Packers Plus files appeal of court ruling that fracking technology patent is invalid
Calgary company says system has been used in more than 10,000 wells since 2001
Packers Plus Energy Services Inc. has filed an appeal of a Federal Court of Canada ruling in December that declared invalid its patent for a well-completion technology that has helped usher in the shale oil and gas boom in North America.
In a filing with the Federal Court of Appeal, the Calgary-based fracking technology company asks that its patent be upheld and that its patent infringement claims be supported.
Defendants it names include Houston-based Weatherford International and Baker Hughes, along with producer Harvest Operations Corp. and service firms Essential Energy Services and Resource Well Completion Technologies Inc. of Calgary.
In the December decision, the judge ruled that Packers' patent isn't valid because it was an "obvious" improvement on existing techniques and had been publicly disclosed before the patent application was filed.
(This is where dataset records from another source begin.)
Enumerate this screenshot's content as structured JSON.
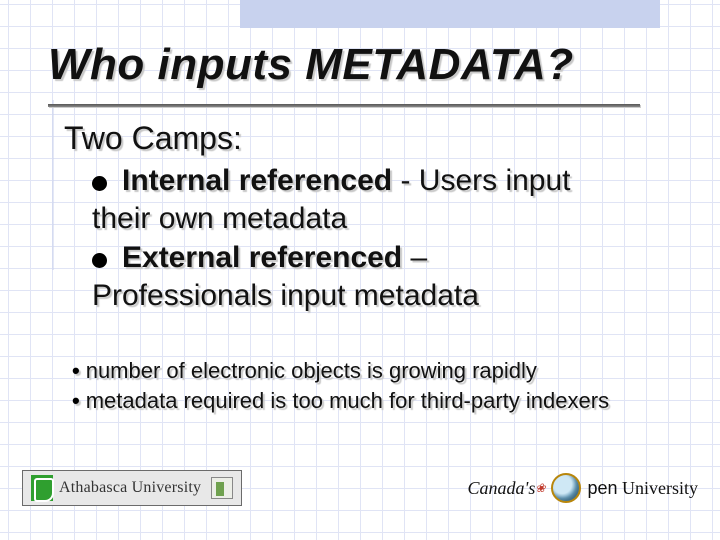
{
  "title": "Who inputs METADATA?",
  "subhead": "Two Camps:",
  "bullets": [
    {
      "bold": "Internal referenced",
      "sep": " - ",
      "rest1": "Users input",
      "rest2": "their own metadata"
    },
    {
      "bold": "External referenced",
      "sep": " – ",
      "rest1": "",
      "rest2": "Professionals input metadata"
    }
  ],
  "sub_bullets": [
    "number of electronic objects is growing rapidly",
    "metadata required is too much for third-party indexers"
  ],
  "footer": {
    "athabasca": "Athabasca University",
    "canada_left": "Canada's",
    "canada_right_pen": "pen",
    "canada_right_rest": " University"
  }
}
Packers' system, patented in Canada in November 2002, is used to control and separate high-pressure injections of liquids and sand used to break up tight underground rock and free the oil and gas to be produced from horizontal wells, a process called hydraulic fracturing or fracking.
It says in court documents the technology invented by Daniel Themig has been used in more than 10,000 wells since 2001 and has helped Packers grow from 30 employees to almost 1,000.